RJ – Do you think this case in particular, and obviously, this is one of the bigger ones that we’ve ever seen? So how do you think this case will play into the future of regulating and how we’re, you know, we’re diving into a new year 2021? What do you think the impact of that case will be coming up this year?

HC – Well, I think basically, you know, I noticed on my Compliance AI dashboard, some time ago, I picked up the annual report, you know, then the 2020, Division of Enforcement CFTC annual report. And they they detailed all of their activity over the year. And they also basically gave a little forward comment about the things that they were looking at, and two of them were continuing the emphasis on spoofing and manipulation, and the other one was independent responsibility, meaning that they would go after the individuals. Now this is another area where they have to get at where I feel that they need to improve in in terms of going after the individuals. They have to go up to the line. In in most all of these spoofing cases, they’ve gone after the the traders on the desk. And basically, they haven’t gone up to, you know, the the more senior levels with respect to potential culpability. But anyway, those are the two items they were looking to go forward. I would say it’s probably judging from their annual report, it’s probably going to be looked a lot like last year, there’s going to be still a large emphasis on spoofing and manipulation for market integrity and they’re basically going to be looking at supervision, which is another point that the compliance people have to think about. They’ve got to basically get on to their supervision and make sure that they implement what they put into place and the rules and regulations and controls, but that’s the direction they’re going in. Lastly, I think that what they might consider is I think that they should push some of the responsibility on to the exchanges. You know, the the regulators are just, they’re basically underfunded to the extreme. And as they’re under funding, the markets are expanding greatly. And the exchanges have a lot of expertise. Their systems are excellent. And they have a lot of resources, and they have the primary responsibility for oversight of their members, and all of these major players are members. So one of the things that I think might be beneficial and enhance market integrity would be to have the exchanges take the lead on some of these manipulation cases and have them deal with the issue of putting restrictions on their members trading. That might be a deterrent.

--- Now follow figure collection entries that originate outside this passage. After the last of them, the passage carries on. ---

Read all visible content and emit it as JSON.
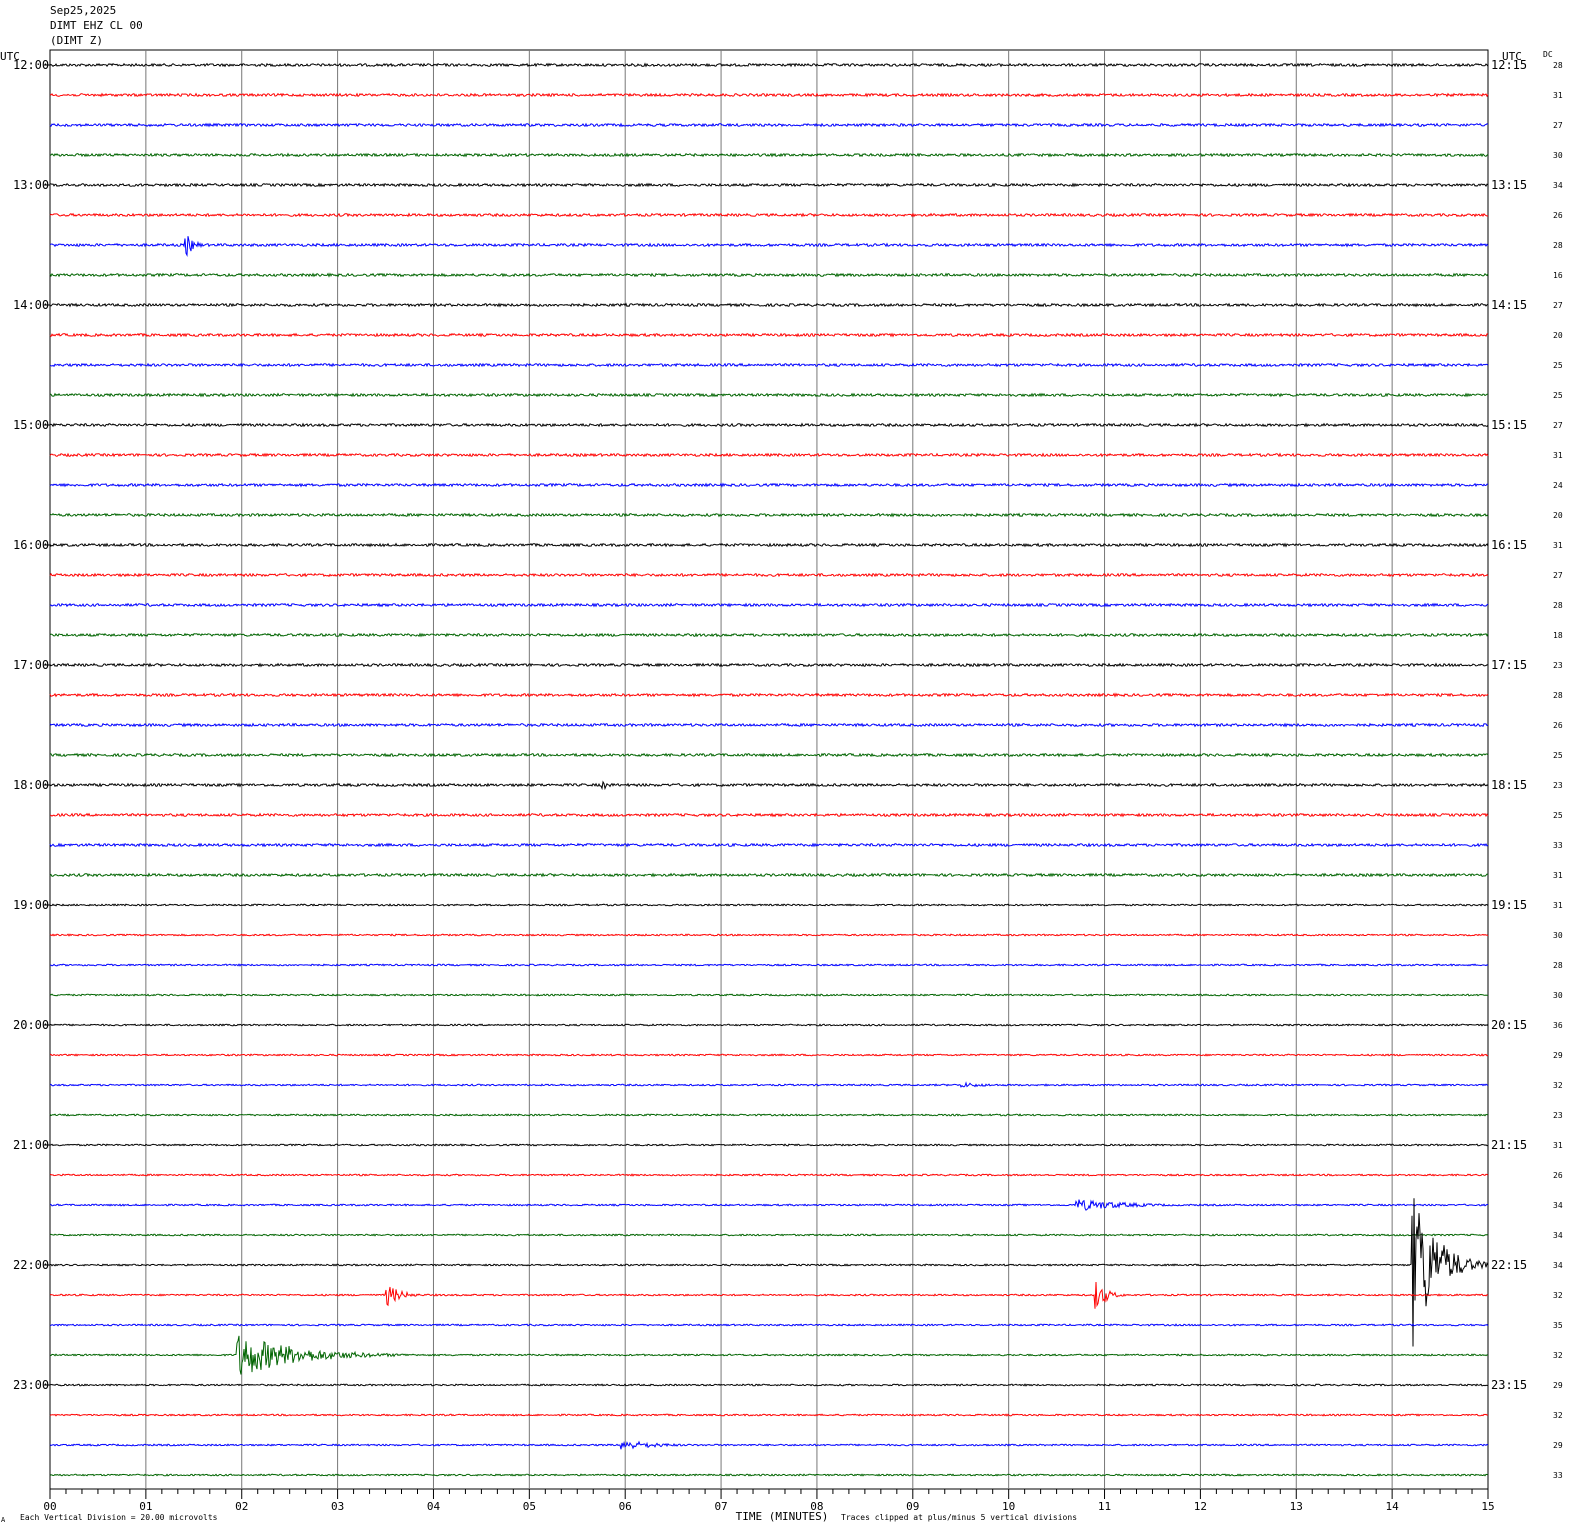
{
  "header": {
    "date": "Sep25,2025",
    "station": "DIMT EHZ CL 00",
    "channel": "(DIMT Z)"
  },
  "footer": {
    "vertical_division": "Each Vertical Division =   20.00 microvolts",
    "clipping": "Traces clipped at plus/minus 5 vertical divisions",
    "mark": "A"
  },
  "chart_data": {
    "type": "line",
    "title": "",
    "xlabel": "TIME (MINUTES)",
    "ylabel": "",
    "xlim": [
      0,
      15
    ],
    "x_ticks": [
      "00",
      "01",
      "02",
      "03",
      "04",
      "05",
      "06",
      "07",
      "08",
      "09",
      "10",
      "11",
      "12",
      "13",
      "14",
      "15"
    ],
    "left_axis_title": "UTC",
    "right_axis_title": "UTC",
    "dc_label": "DC",
    "left_hour_labels": [
      "12:00",
      "13:00",
      "14:00",
      "15:00",
      "16:00",
      "17:00",
      "18:00",
      "19:00",
      "20:00",
      "21:00",
      "22:00",
      "23:00"
    ],
    "right_hour_labels": [
      "12:15",
      "13:15",
      "14:15",
      "15:15",
      "16:15",
      "17:15",
      "18:15",
      "19:15",
      "20:15",
      "21:15",
      "22:15",
      "23:15"
    ],
    "dc_offsets": [
      28,
      31,
      27,
      30,
      34,
      26,
      28,
      16,
      27,
      20,
      25,
      25,
      27,
      31,
      24,
      20,
      31,
      27,
      28,
      18,
      23,
      28,
      26,
      25,
      23,
      25,
      33,
      31,
      31,
      30,
      28,
      30,
      36,
      29,
      32,
      23,
      31,
      26,
      34,
      34,
      34,
      32,
      35,
      32,
      29,
      32,
      29,
      33
    ],
    "trace_colors": [
      "#000000",
      "#ff0000",
      "#0000ff",
      "#006400"
    ],
    "grid": true,
    "events": [
      {
        "row": 6,
        "start_min": 1.4,
        "duration_min": 0.3,
        "amplitude_div": 0.8
      },
      {
        "row": 24,
        "start_min": 5.75,
        "duration_min": 0.3,
        "amplitude_div": 0.3
      },
      {
        "row": 34,
        "start_min": 9.5,
        "duration_min": 1.2,
        "amplitude_div": 0.15
      },
      {
        "row": 38,
        "start_min": 10.7,
        "duration_min": 1.8,
        "amplitude_div": 0.35
      },
      {
        "row": 40,
        "start_min": 14.2,
        "duration_min": 0.8,
        "amplitude_div": 5.0
      },
      {
        "row": 41,
        "start_min": 3.5,
        "duration_min": 0.5,
        "amplitude_div": 0.7
      },
      {
        "row": 41,
        "start_min": 10.9,
        "duration_min": 0.4,
        "amplitude_div": 0.9
      },
      {
        "row": 43,
        "start_min": 1.95,
        "duration_min": 2.0,
        "amplitude_div": 1.3
      },
      {
        "row": 46,
        "start_min": 5.95,
        "duration_min": 1.3,
        "amplitude_div": 0.3
      }
    ]
  }
}
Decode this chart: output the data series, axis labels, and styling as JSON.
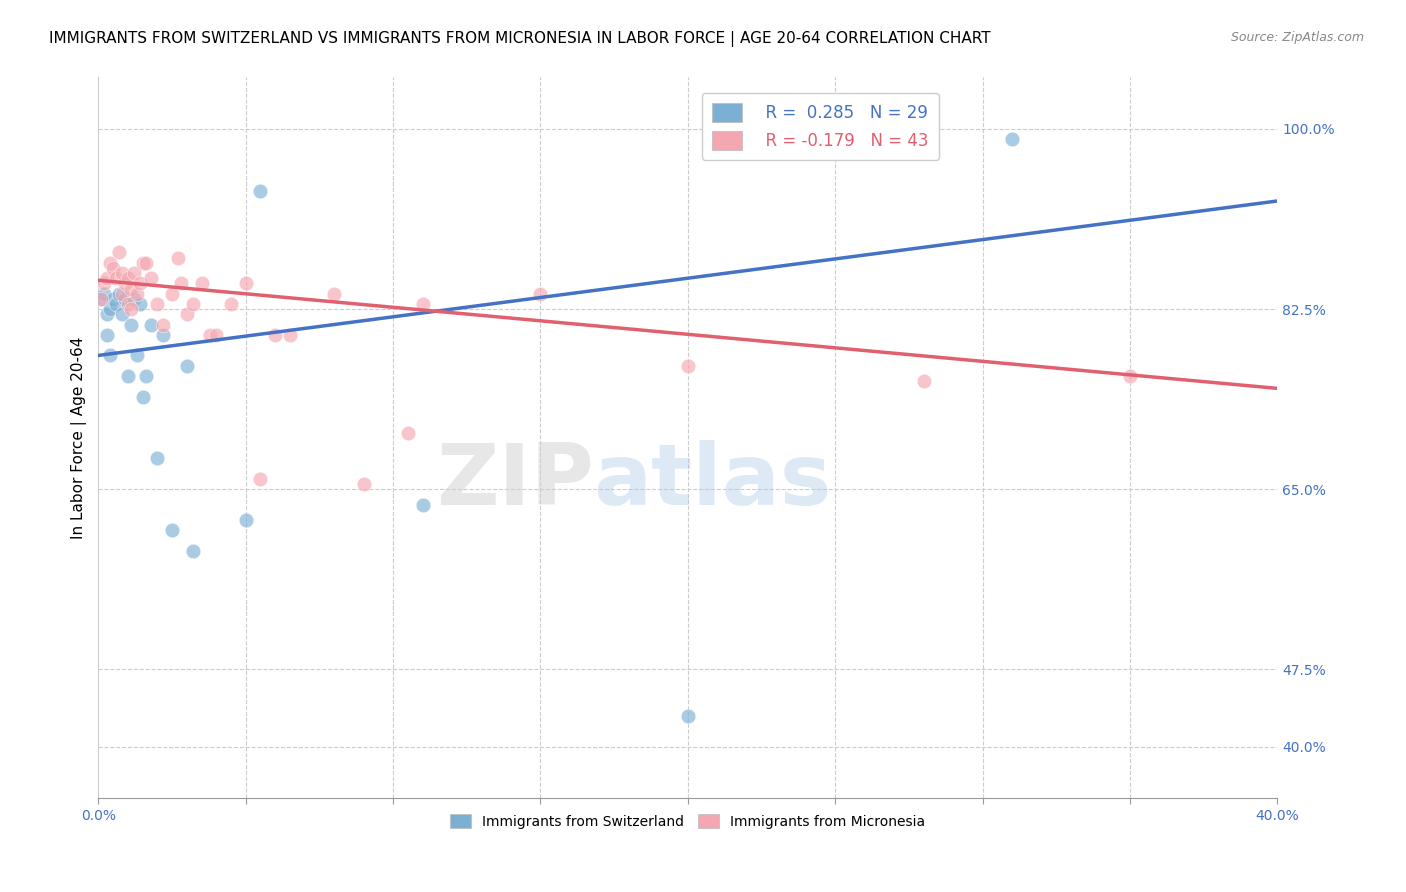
{
  "title": "IMMIGRANTS FROM SWITZERLAND VS IMMIGRANTS FROM MICRONESIA IN LABOR FORCE | AGE 20-64 CORRELATION CHART",
  "source": "Source: ZipAtlas.com",
  "ylabel": "In Labor Force | Age 20-64",
  "xlim": [
    0.0,
    0.4
  ],
  "ylim": [
    0.35,
    1.05
  ],
  "blue_color": "#7bafd4",
  "pink_color": "#f4a7b0",
  "blue_line_color": "#4472c4",
  "pink_line_color": "#e06070",
  "watermark_zip": "ZIP",
  "watermark_atlas": "atlas",
  "blue_scatter_x": [
    0.001,
    0.002,
    0.003,
    0.003,
    0.004,
    0.004,
    0.005,
    0.006,
    0.007,
    0.008,
    0.009,
    0.01,
    0.011,
    0.012,
    0.013,
    0.014,
    0.015,
    0.016,
    0.018,
    0.02,
    0.022,
    0.025,
    0.03,
    0.032,
    0.05,
    0.055,
    0.11,
    0.2,
    0.31
  ],
  "blue_scatter_y": [
    0.835,
    0.84,
    0.82,
    0.8,
    0.825,
    0.78,
    0.835,
    0.83,
    0.84,
    0.82,
    0.835,
    0.76,
    0.81,
    0.835,
    0.78,
    0.83,
    0.74,
    0.76,
    0.81,
    0.68,
    0.8,
    0.61,
    0.77,
    0.59,
    0.62,
    0.94,
    0.635,
    0.43,
    0.99
  ],
  "pink_scatter_x": [
    0.001,
    0.002,
    0.003,
    0.004,
    0.005,
    0.006,
    0.007,
    0.008,
    0.008,
    0.009,
    0.01,
    0.01,
    0.011,
    0.011,
    0.012,
    0.013,
    0.014,
    0.015,
    0.016,
    0.018,
    0.02,
    0.022,
    0.025,
    0.027,
    0.028,
    0.03,
    0.032,
    0.035,
    0.038,
    0.04,
    0.045,
    0.05,
    0.055,
    0.06,
    0.065,
    0.08,
    0.09,
    0.105,
    0.11,
    0.15,
    0.2,
    0.28,
    0.35
  ],
  "pink_scatter_y": [
    0.835,
    0.85,
    0.855,
    0.87,
    0.865,
    0.855,
    0.88,
    0.86,
    0.84,
    0.85,
    0.855,
    0.83,
    0.845,
    0.825,
    0.86,
    0.84,
    0.85,
    0.87,
    0.87,
    0.855,
    0.83,
    0.81,
    0.84,
    0.875,
    0.85,
    0.82,
    0.83,
    0.85,
    0.8,
    0.8,
    0.83,
    0.85,
    0.66,
    0.8,
    0.8,
    0.84,
    0.655,
    0.705,
    0.83,
    0.84,
    0.77,
    0.755,
    0.76
  ],
  "background_color": "#ffffff",
  "grid_color": "#cccccc",
  "right_ytick_positions": [
    0.4,
    0.475,
    0.65,
    0.825,
    1.0
  ],
  "right_ytick_labels": [
    "40.0%",
    "47.5%",
    "65.0%",
    "82.5%",
    "100.0%"
  ],
  "title_fontsize": 11,
  "axis_label_fontsize": 11,
  "tick_fontsize": 10
}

RJ – That’s interesting. Yeah, that’s that’s a good insight. Thank you so much. Just kind of breakdown of this case. And I know there’s so much more that can be said. But we really appreciate your time and your expert advice and insights here. I hope everyone can take away. We’ll have some show notes. But thank you so much Hugh Cadden for joining us. And have a great day and stay safe.

HC – Okay, thank you.

Hugh Cadden is an advisor to Compliance.ai and a senior consultant with Onpoint Analytics

Key Takeaways/Things to consider:

  • As regulators approach settlements, think about deterrence.
  • Regulators should consider trading prohibitions (which may lead to more tried cases) when possible to improve deterrence.
  • Regulators should focus on the review process and their auditing to catch violations in a shorter period of time.
  • Should some of the regulation responsibility be pushed onto the exchanges themselves?